Dakar- Senegal (PANA) -- Enquanto os líderes da União Africana preparam a sua cimeira na Gâmbia e o Conselho de Segurança discute do envio de capacetes azuis da ONU a Darfur, a Amnistia Internacional (AI) exige uma acção urgente da parte da comunidade internacional para proteger os civis do leste do Tchad dos ataques transfronteiriços lançados a partir do Sudão.
"É uma verdadeira ocasião, tanto para a União Africana como para as Nações Unidas, de reagir de maneira coordenada e eficaz à crise dos direitos humanos de longa data em Darfur - uma crise que se estende doravante para além da fronteira no Tchad e que poderá desestabilizar a região", declarou a secretária-geral de Amnistia Internacional, Irene Khan.
"O governo tchadiano deve assumir as suas responsabilidades para garantir a protecção das suas populações civis e requerer a assistência de uma força internacional se necessário", acrescentou Khan num comunicado de imprensa.
A Amnistia Internacional acaba de divulgar um vídeo que mostra cruamente os assassínios e as destruições perpetradas na fronteira entre o Tchad e o Sudão, tendo publicado igualmente um relatório que analisa estes abusos e sublinha a incapacidade dos governos a assumir as suas responsabilidades.
"O governo tchadiano renunciou praticamente a sua responsabilidade de proteger os seus próprios cidadãos ao longo da fronteira com o Sudão, o que os deixa vulneráveis diante dos ataques dos milicanos Jandjawids e à exploração dos grupos armados sudaneses presentes no leste do Tchad.
O governo sudanês permite aos milicianos Jandjawids atacar os civis tchadianos do outro lado da fronteira com total impunidade - matam, pilham e despovoam as terras ao longo da fronteira", alarmou-se a AI.
"Os Jandjawids atacam as comunidades praticamente sem defesa - sem a oposição dos governos do Sudão e do Tchad.
Medidas adequadas devem ser tomadas agora pela comunidade internacional, antes que a situação se degrade ainda mais", defendeu a organização.
A cimeira da UA que decorre esta semana em Banjul deve enviar um sinal claro ao Sudão para lhe dizer que não pode continuar a bloquear o envio de uma operação de manutenção da paz da ONU sem consequências.
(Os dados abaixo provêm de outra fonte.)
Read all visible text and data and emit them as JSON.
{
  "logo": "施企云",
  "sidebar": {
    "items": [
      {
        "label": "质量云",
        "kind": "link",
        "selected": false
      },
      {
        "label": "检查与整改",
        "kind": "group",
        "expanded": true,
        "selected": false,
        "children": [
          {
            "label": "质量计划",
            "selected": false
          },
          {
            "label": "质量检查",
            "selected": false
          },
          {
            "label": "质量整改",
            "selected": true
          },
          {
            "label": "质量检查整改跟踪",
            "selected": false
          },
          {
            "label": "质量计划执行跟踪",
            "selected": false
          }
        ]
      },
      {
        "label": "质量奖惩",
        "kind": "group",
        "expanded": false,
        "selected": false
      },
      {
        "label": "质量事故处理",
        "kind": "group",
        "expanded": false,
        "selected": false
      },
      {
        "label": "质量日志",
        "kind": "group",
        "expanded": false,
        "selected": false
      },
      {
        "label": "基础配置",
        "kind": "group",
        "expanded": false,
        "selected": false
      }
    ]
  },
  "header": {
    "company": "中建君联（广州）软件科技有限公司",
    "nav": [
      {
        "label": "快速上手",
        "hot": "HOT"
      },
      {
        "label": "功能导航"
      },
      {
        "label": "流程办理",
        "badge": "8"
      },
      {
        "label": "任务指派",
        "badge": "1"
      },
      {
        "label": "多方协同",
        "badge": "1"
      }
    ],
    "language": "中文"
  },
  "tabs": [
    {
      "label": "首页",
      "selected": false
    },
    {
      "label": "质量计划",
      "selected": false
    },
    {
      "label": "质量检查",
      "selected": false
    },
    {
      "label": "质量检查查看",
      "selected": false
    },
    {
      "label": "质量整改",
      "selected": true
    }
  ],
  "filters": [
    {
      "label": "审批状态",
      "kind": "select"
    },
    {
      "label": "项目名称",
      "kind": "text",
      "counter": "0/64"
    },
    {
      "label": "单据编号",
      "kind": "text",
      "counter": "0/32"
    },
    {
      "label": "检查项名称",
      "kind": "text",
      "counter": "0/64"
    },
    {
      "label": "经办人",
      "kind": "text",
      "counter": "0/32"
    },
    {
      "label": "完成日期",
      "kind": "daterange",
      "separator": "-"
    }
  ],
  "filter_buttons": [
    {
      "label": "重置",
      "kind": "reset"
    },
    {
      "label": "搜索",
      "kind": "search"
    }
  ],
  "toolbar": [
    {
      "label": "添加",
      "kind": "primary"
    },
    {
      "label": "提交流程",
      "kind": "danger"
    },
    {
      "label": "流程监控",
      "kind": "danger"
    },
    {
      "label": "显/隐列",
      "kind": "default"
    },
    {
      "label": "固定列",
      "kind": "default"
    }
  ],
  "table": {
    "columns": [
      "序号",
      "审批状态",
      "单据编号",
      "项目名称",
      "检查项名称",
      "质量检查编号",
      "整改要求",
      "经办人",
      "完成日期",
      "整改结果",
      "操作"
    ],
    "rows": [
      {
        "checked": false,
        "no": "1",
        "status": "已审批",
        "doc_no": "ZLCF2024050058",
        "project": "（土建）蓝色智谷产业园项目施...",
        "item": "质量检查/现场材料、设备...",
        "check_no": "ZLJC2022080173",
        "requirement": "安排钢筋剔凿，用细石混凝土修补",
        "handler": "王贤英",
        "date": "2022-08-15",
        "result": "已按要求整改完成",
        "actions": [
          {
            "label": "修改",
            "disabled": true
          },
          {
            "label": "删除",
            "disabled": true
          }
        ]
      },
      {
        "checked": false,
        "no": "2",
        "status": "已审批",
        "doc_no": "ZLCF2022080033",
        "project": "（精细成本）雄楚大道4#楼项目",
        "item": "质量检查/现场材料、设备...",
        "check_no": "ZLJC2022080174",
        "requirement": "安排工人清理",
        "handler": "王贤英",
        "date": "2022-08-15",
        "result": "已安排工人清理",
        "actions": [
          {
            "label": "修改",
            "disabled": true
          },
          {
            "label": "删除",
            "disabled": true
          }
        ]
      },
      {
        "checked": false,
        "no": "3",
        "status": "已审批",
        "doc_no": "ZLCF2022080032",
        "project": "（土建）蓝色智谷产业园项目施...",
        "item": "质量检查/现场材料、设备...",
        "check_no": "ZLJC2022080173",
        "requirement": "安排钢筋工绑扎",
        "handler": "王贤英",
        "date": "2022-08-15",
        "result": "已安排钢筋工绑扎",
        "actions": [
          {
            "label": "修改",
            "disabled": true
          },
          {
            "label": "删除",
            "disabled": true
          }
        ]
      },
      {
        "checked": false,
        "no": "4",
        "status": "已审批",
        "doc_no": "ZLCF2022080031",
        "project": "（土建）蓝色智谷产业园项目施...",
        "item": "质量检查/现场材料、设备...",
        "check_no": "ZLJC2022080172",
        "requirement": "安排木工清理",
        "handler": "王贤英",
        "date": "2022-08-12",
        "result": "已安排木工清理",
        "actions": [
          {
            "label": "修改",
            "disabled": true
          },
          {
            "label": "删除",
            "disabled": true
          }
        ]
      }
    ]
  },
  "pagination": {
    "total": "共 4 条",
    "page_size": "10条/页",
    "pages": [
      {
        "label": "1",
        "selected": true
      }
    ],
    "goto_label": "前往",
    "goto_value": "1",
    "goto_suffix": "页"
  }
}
"A UA deve estabelecer um programa de acções claras para pressionar o governo sudanês, impondo-lhe por exemplo sanções ou suspendendo a decisão de permitir ao Sudão assumir a presidência da UA em 2007", implorou AI.
O Conselho de Segurança da ONU vai examinar esta semana os resultados da missão de avaliação da ONU sobre o envio de uma missão de manutenção da paz a Darfur.
"A crise no leste do Tchad indica que o tempo avança e que é imperativo que os membros do Conselho se decidam para pressionar o governo sudanês a aceitar uma operação de manutenção da paz em Darfur com um mandato de protecção e capacidade de proibir as incursões transfronteiriças", sublinhou a AI.
"A tragédia dos direitos humanos no leste do Tchad é a consequência directa do conflito em Darfur e cabe à comunidade internacional resolver a crise dos direitos humanos e humanitária nos dois lados da fronteira", sublinha o comunicado.
A AI diz que "não só o Conselho de Segurança da ONU deve fazer mais pressão para cobrir o vazio em matéria de protecção no leste do Tchad, mas deve também fazê-lo urgentemente e não esperar pelo governo sudanês para avançar para Darfur.
As populações do leste do Tchad precisam desesperadamente de protecção e não devem ser os reféns do andamento das negociações com Cartum".
"Enquanto um vazio político e em matéria de protecção instala-se no leste do Tchad, existe um risco real de agravação da situação", declarou a secretária-geral da AI.